Answer :
Let's analyze the properties of an isosceles right triangle. An isosceles right triangle has two sides (legs) of equal length and the angle between these two sides is 90 degrees.
### Step-by-Step Solution:
1. Recalling the Definition:
In an isosceles right triangle, the two legs are equal in length, and the angles opposite these legs are each 45 degrees.
2. Using the Pythagorean Theorem:
For a right triangle, the Pythagorean theorem states that the square of the length of the hypotenuse \(c\) is equal to the sum of the squares of the lengths of the other two sides \(a\) and \(b\). Mathematically, this is \(c^2 = a^2 + b^2\).
3. Considering the Equal Sides:
In an isosceles right triangle where the equal sides (legs) are both \(a\), we have:
[tex]\[ c^2 = a^2 + a^2 \implies c^2 = 2a^2 \][/tex]
4. Solving for the Hypotenuse:
To find \(c\), the hypotenuse, we take the square root of both sides:
[tex]\[ c = \sqrt{2a^2} = a\sqrt{2} \][/tex]
5. Reviewing the Statements:
- A. Each leg is \(\sqrt{3}\) times as long as the hypotenuse.
This implies \(a = \sqrt{3}c\), which contradicts our derived equation.
- B. The hypotenuse is \(\sqrt{2}\) times as long as either leg.
This fits our derived equation \(c = a\sqrt{2}\).
- C. The hypotenuse is \(\sqrt{3}\) times as long as either leg.
This would imply \(c = a\sqrt{3}\), which contradicts our derived equation.
- D. Each leg is \(\sqrt{2}\) times as long as the hypotenuse.
This implies \(a = c\sqrt{2}\), which contradicts our derived equation.
6. Conclusion:
The correct statement is B. The hypotenuse is \(\sqrt{2}\) times as long as either leg.
Therefore, the true statement about an isosceles right triangle is:
B. The hypotenuse is [tex]\(\sqrt{2}\)[/tex] times as long as either leg.
### Step-by-Step Solution:
1. Recalling the Definition:
In an isosceles right triangle, the two legs are equal in length, and the angles opposite these legs are each 45 degrees.
2. Using the Pythagorean Theorem:
For a right triangle, the Pythagorean theorem states that the square of the length of the hypotenuse \(c\) is equal to the sum of the squares of the lengths of the other two sides \(a\) and \(b\). Mathematically, this is \(c^2 = a^2 + b^2\).
3. Considering the Equal Sides:
In an isosceles right triangle where the equal sides (legs) are both \(a\), we have:
[tex]\[ c^2 = a^2 + a^2 \implies c^2 = 2a^2 \][/tex]

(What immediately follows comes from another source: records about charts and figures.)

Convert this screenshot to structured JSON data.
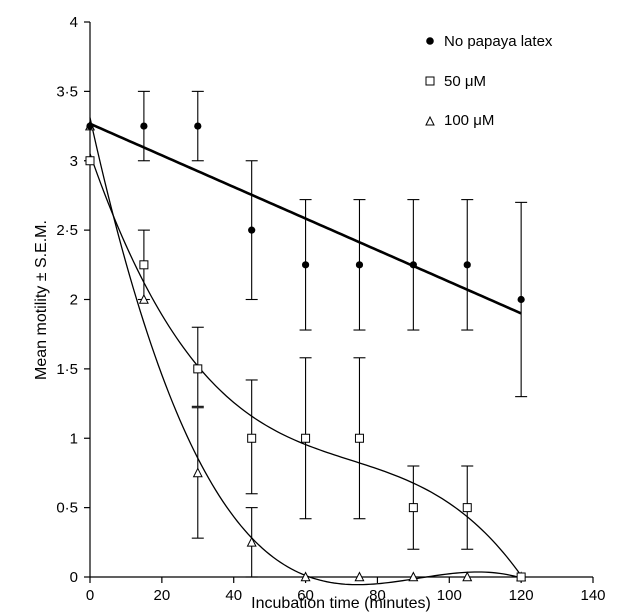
{
  "chart_data": {
    "type": "scatter",
    "xlabel": "Incubation time (minutes)",
    "ylabel": "Mean motility ± S.E.M.",
    "xlim": [
      0,
      140
    ],
    "ylim": [
      0,
      4
    ],
    "x_ticks": [
      0,
      20,
      40,
      60,
      80,
      100,
      120,
      140
    ],
    "y_ticks": [
      0,
      0.5,
      1,
      1.5,
      2,
      2.5,
      3,
      3.5,
      4
    ],
    "y_tick_labels": [
      "0",
      "0·5",
      "1",
      "1·5",
      "2",
      "2·5",
      "3",
      "3·5",
      "4"
    ],
    "legend_position": "top-right",
    "series": [
      {
        "name": "No papaya latex",
        "marker": "filled-circle",
        "x": [
          0,
          15,
          30,
          45,
          60,
          75,
          90,
          105,
          120
        ],
        "y": [
          3.25,
          3.25,
          3.25,
          2.5,
          2.25,
          2.25,
          2.25,
          2.25,
          2.0
        ],
        "err_low": [
          3.25,
          3.0,
          3.0,
          2.0,
          1.78,
          1.78,
          1.78,
          1.78,
          1.3
        ],
        "err_high": [
          3.25,
          3.5,
          3.5,
          3.0,
          2.72,
          2.72,
          2.72,
          2.72,
          2.7
        ],
        "fit": "linear"
      },
      {
        "name": "50 μM",
        "marker": "open-square",
        "x": [
          0,
          15,
          30,
          45,
          60,
          75,
          90,
          105,
          120
        ],
        "y": [
          3.0,
          2.25,
          1.5,
          1.0,
          1.0,
          1.0,
          0.5,
          0.5,
          0.0
        ],
        "err_low": [
          3.0,
          2.0,
          1.23,
          0.6,
          0.42,
          0.42,
          0.2,
          0.2,
          0.0
        ],
        "err_high": [
          3.0,
          2.5,
          1.8,
          1.42,
          1.58,
          1.58,
          0.8,
          0.8,
          0.0
        ],
        "fit": "polynomial"
      },
      {
        "name": "100 μM",
        "marker": "open-triangle",
        "x": [
          0,
          15,
          30,
          45,
          60,
          75,
          90,
          105,
          120
        ],
        "y": [
          3.25,
          2.0,
          0.75,
          0.25,
          0.0,
          0.0,
          0.0,
          0.0,
          0.0
        ],
        "err_low": [
          3.25,
          2.0,
          0.28,
          0.0,
          0.0,
          0.0,
          0.0,
          0.0,
          0.0
        ],
        "err_high": [
          3.25,
          2.0,
          1.22,
          0.5,
          0.0,
          0.0,
          0.0,
          0.0,
          0.0
        ],
        "fit": "polynomial"
      }
    ]
  }
}
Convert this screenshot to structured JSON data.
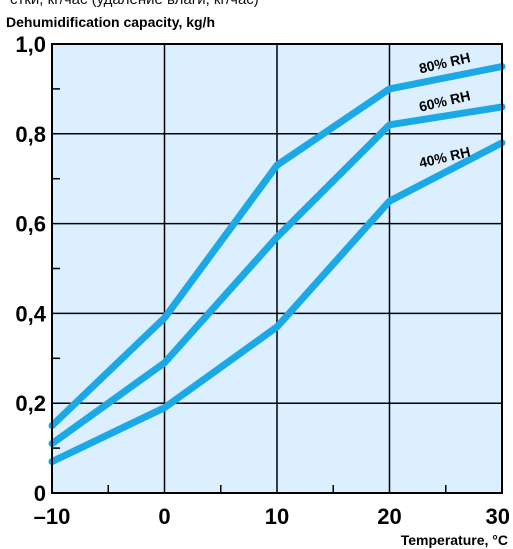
{
  "top_caption": "стки, кг/час (удаление влаги, кг/час)",
  "chart_data": {
    "type": "line",
    "title": "Dehumidification capacity, kg/h",
    "xlabel": "Temperature, °C",
    "ylabel": "",
    "xlim": [
      -10,
      30
    ],
    "ylim": [
      0,
      1.0
    ],
    "x_ticks": [
      -10,
      0,
      10,
      20,
      30
    ],
    "x_tick_labels": [
      "–10",
      "0",
      "10",
      "20",
      "30"
    ],
    "y_ticks": [
      0,
      0.2,
      0.4,
      0.6,
      0.8,
      1.0
    ],
    "y_tick_labels": [
      "0",
      "0,2",
      "0,4",
      "0,6",
      "0,8",
      "1,0"
    ],
    "grid": true,
    "background": "#dcefff",
    "line_color": "#1aa9e6",
    "series": [
      {
        "name": "80% RH",
        "x": [
          -10,
          0,
          10,
          20,
          30
        ],
        "y": [
          0.15,
          0.39,
          0.73,
          0.9,
          0.95
        ]
      },
      {
        "name": "60% RH",
        "x": [
          -10,
          0,
          10,
          20,
          30
        ],
        "y": [
          0.11,
          0.29,
          0.57,
          0.82,
          0.86
        ]
      },
      {
        "name": "40% RH",
        "x": [
          -10,
          0,
          10,
          20,
          30
        ],
        "y": [
          0.07,
          0.19,
          0.37,
          0.65,
          0.78
        ]
      }
    ]
  }
}
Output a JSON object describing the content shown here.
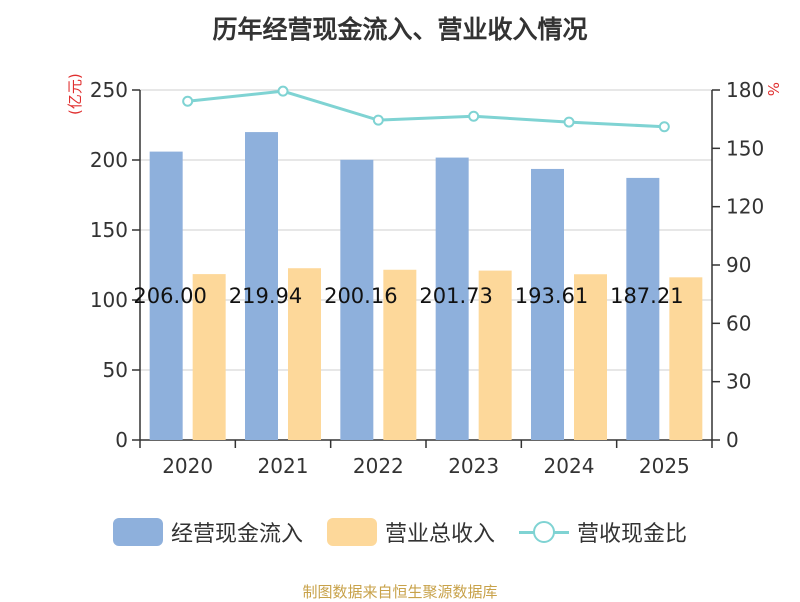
{
  "chart_data": {
    "type": "bar",
    "title": "历年经营现金流入、营业收入情况",
    "y_left_unit": "(亿元)",
    "y_right_unit": "%",
    "categories": [
      "2020",
      "2021",
      "2022",
      "2023",
      "2024",
      "2025"
    ],
    "ylim_left": [
      0,
      250
    ],
    "yticks_left": [
      0,
      50,
      100,
      150,
      200,
      250
    ],
    "ylim_right": [
      0,
      180
    ],
    "yticks_right": [
      0,
      30,
      60,
      90,
      120,
      150,
      180
    ],
    "grid": true,
    "legend_position": "bottom",
    "series": [
      {
        "name": "经营现金流入",
        "kind": "bar",
        "axis": "left",
        "color": "#8eb0dc",
        "values": [
          206.0,
          219.94,
          200.16,
          201.73,
          193.61,
          187.21
        ],
        "labels": [
          "206.00",
          "219.94",
          "200.16",
          "201.73",
          "193.61",
          "187.21"
        ]
      },
      {
        "name": "营业总收入",
        "kind": "bar",
        "axis": "left",
        "color": "#fdd89a",
        "values": [
          118.5,
          122.7,
          121.6,
          121.0,
          118.4,
          116.2
        ]
      },
      {
        "name": "营收现金比",
        "kind": "line",
        "axis": "right",
        "color": "#7fd3d3",
        "values": [
          174.2,
          179.4,
          164.5,
          166.5,
          163.5,
          161.1
        ]
      }
    ]
  },
  "footer": "制图数据来自恒生聚源数据库"
}
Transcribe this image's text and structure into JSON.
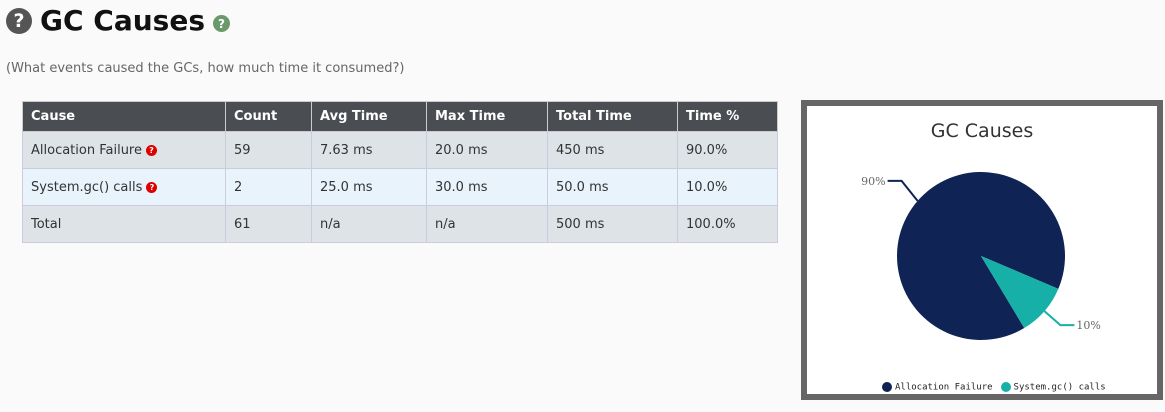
{
  "header": {
    "title": "GC Causes",
    "subtitle": "(What events caused the GCs, how much time it consumed?)",
    "help_icon": "question-circle-icon"
  },
  "table": {
    "columns": [
      "Cause",
      "Count",
      "Avg Time",
      "Max Time",
      "Total Time",
      "Time %"
    ],
    "rows": [
      {
        "cause": "Allocation Failure",
        "help": true,
        "count": "59",
        "avg": "7.63 ms",
        "max": "20.0 ms",
        "total": "450 ms",
        "pct": "90.0%"
      },
      {
        "cause": "System.gc() calls",
        "help": true,
        "count": "2",
        "avg": "25.0 ms",
        "max": "30.0 ms",
        "total": "50.0 ms",
        "pct": "10.0%"
      },
      {
        "cause": "Total",
        "help": false,
        "count": "61",
        "avg": "n/a",
        "max": "n/a",
        "total": "500 ms",
        "pct": "100.0%"
      }
    ]
  },
  "chart_data": {
    "type": "pie",
    "title": "GC Causes",
    "legend_position": "bottom",
    "slices": [
      {
        "name": "Allocation Failure",
        "value": 90,
        "label": "90%",
        "color": "#0f2454"
      },
      {
        "name": "System.gc() calls",
        "value": 10,
        "label": "10%",
        "color": "#17b0a8"
      }
    ]
  }
}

4. Solving for the Hypotenuse:
To find \(c\), the hypotenuse, we take the square root of both sides:
[tex]\[ c = \sqrt{2a^2} = a\sqrt{2} \][/tex]
5. Reviewing the Statements:
- A. Each leg is \(\sqrt{3}\) times as long as the hypotenuse.
This implies \(a = \sqrt{3}c\), which contradicts our derived equation.
- B. The hypotenuse is \(\sqrt{2}\) times as long as either leg.
This fits our derived equation \(c = a\sqrt{2}\).
- C. The hypotenuse is \(\sqrt{3}\) times as long as either leg.
This would imply \(c = a\sqrt{3}\), which contradicts our derived equation.
- D. Each leg is \(\sqrt{2}\) times as long as the hypotenuse.
This implies \(a = c\sqrt{2}\), which contradicts our derived equation.
6. Conclusion:
The correct statement is B. The hypotenuse is \(\sqrt{2}\) times as long as either leg.
Therefore, the true statement about an isosceles right triangle is:
B. The hypotenuse is [tex]\(\sqrt{2}\)[/tex] times as long as either leg.